DIGITAL LIBRARY
A TAXONOMY OF PLAGIARISM IN COMPUTER SCIENCE
1 University of Warwick (UNITED KINGDOM)
2 PA College (CYPRUS)
About this paper:
Appears in: EDULEARN09 Proceedings
Publication year: 2009
Pages: 3372-3379
ISBN: 978-84-612-9801-3
ISSN: 2340-1117
Conference name: 1st International Conference on Education and New Learning Technologies
Dates: 6-8 July, 2009
Location: Barcelona ,Spain
Abstract:
Many on-line resources exist for testing students’ knowledge of plagiarism, however few of these cover both text and source code plagiarism in a comprehensive manner to encompass all types of plagiaristic activity of relevance to computing students and academics. In order to provide suitable resources it is useful to identify and categorize aspects of text and code plagiarism so that, for example, quizzes can be generated which ensure coverage of each important topic.

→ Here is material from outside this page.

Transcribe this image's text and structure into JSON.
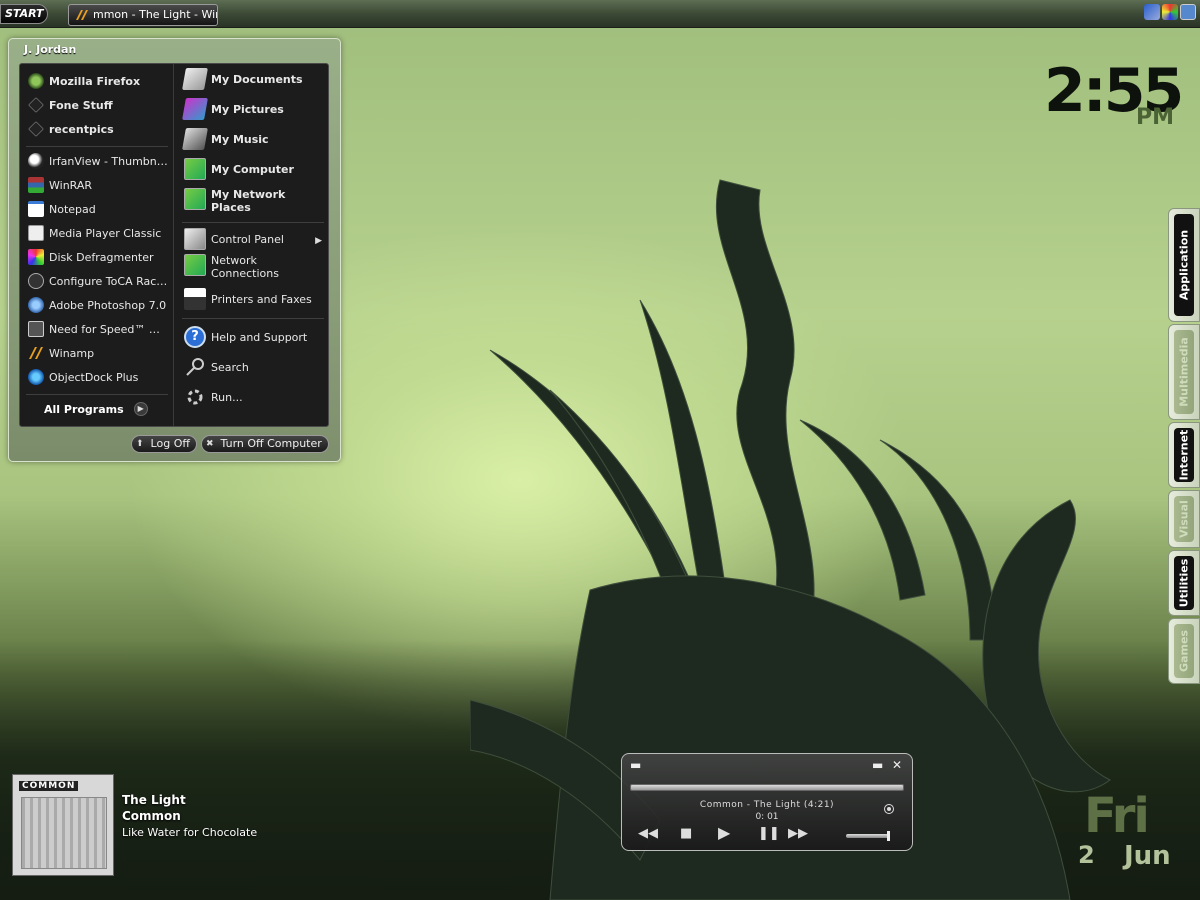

This paper reports the results of a taxonomic analysis of data collected from sources relating to plagiarism, including existing on-line quizzes and previous research, in order to inform the construction of a quiz generation system which covers all areas of plagiarism relating to a computing course.

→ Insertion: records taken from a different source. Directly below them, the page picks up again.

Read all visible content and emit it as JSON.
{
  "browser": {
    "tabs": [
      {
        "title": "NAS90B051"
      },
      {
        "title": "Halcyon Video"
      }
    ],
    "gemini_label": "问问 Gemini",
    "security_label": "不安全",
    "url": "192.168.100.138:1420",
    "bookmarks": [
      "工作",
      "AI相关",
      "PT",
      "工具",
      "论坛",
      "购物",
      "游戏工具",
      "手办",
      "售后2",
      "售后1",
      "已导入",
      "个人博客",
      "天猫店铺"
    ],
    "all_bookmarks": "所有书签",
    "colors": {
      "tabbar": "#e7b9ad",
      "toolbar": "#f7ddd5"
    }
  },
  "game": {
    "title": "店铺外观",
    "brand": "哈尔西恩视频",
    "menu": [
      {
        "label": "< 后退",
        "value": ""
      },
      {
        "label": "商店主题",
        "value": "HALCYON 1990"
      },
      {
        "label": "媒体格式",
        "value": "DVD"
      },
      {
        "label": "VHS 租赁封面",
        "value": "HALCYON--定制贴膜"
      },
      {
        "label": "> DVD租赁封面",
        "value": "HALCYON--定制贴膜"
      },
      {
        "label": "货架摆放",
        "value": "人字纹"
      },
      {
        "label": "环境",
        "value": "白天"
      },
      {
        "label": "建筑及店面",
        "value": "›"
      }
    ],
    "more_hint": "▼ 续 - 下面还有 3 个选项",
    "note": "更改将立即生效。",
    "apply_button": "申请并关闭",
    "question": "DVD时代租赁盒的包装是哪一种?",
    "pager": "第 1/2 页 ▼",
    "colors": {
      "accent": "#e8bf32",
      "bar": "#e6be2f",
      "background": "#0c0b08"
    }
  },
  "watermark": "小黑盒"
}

The principal aim of this research was to identify a taxonomy of issues relating to student (and academic) plagiarism, so that a resource could be built which can accurately assess a student's understanding of what plagiarism means and how it can be avoided. Such a resource would target computing students, and cover source code topics in addition to the generic plagiarism issues of importance to students in other disciplines. The taxonomy reported here allows us to construct representative question sets for use in such a resource, and to present formative material to students which addresses their individual misunderstandings.

Our methodology for constructing the taxonomy initially involved collecting data from two types of source. The first consisted of on-line interactive resources, such as student-focused plagiarism questionnaires which were created for testing students’ knowledge of plagiarism and for providing informative feedback to students based on their responses. We identified 23 which were publicly accessible, and which together contained 268 questions. The second type of source data is represented by published work, and included books on plagiarism and on “academic misconduct”, and conference and journal publications, some of which focus on source code plagiarism.

The quiz data were analyzed using facet analysis, in order to identify discrete categories into which the questions might be classified. This provided a comprehensive overview of what types of question have been used for testing students’ understanding of plagiarism in a generic context. The other data were then used to refine the classification by incorporating the major issues which currently are important to computing students and academics.

The resulting taxonomy consists of 6 categories (Plagiarism and copying, Referencing, Cheating and inappropriate collaboration, Ethics and consequences, Source code plagiarism, and Source code documentation) subdivided into 23 subcategories.

At the time of writing, an online tool has been written and contains both tutorial material and over 200 questions arranged according to the above categorization. Although primarily the tool generates quizzes relating to source code plagiarism, it can be adapted to generate quizzes relating to topics associated with other university courses.
Keywords:
computer science education, plagiarism, taxonomy, source code.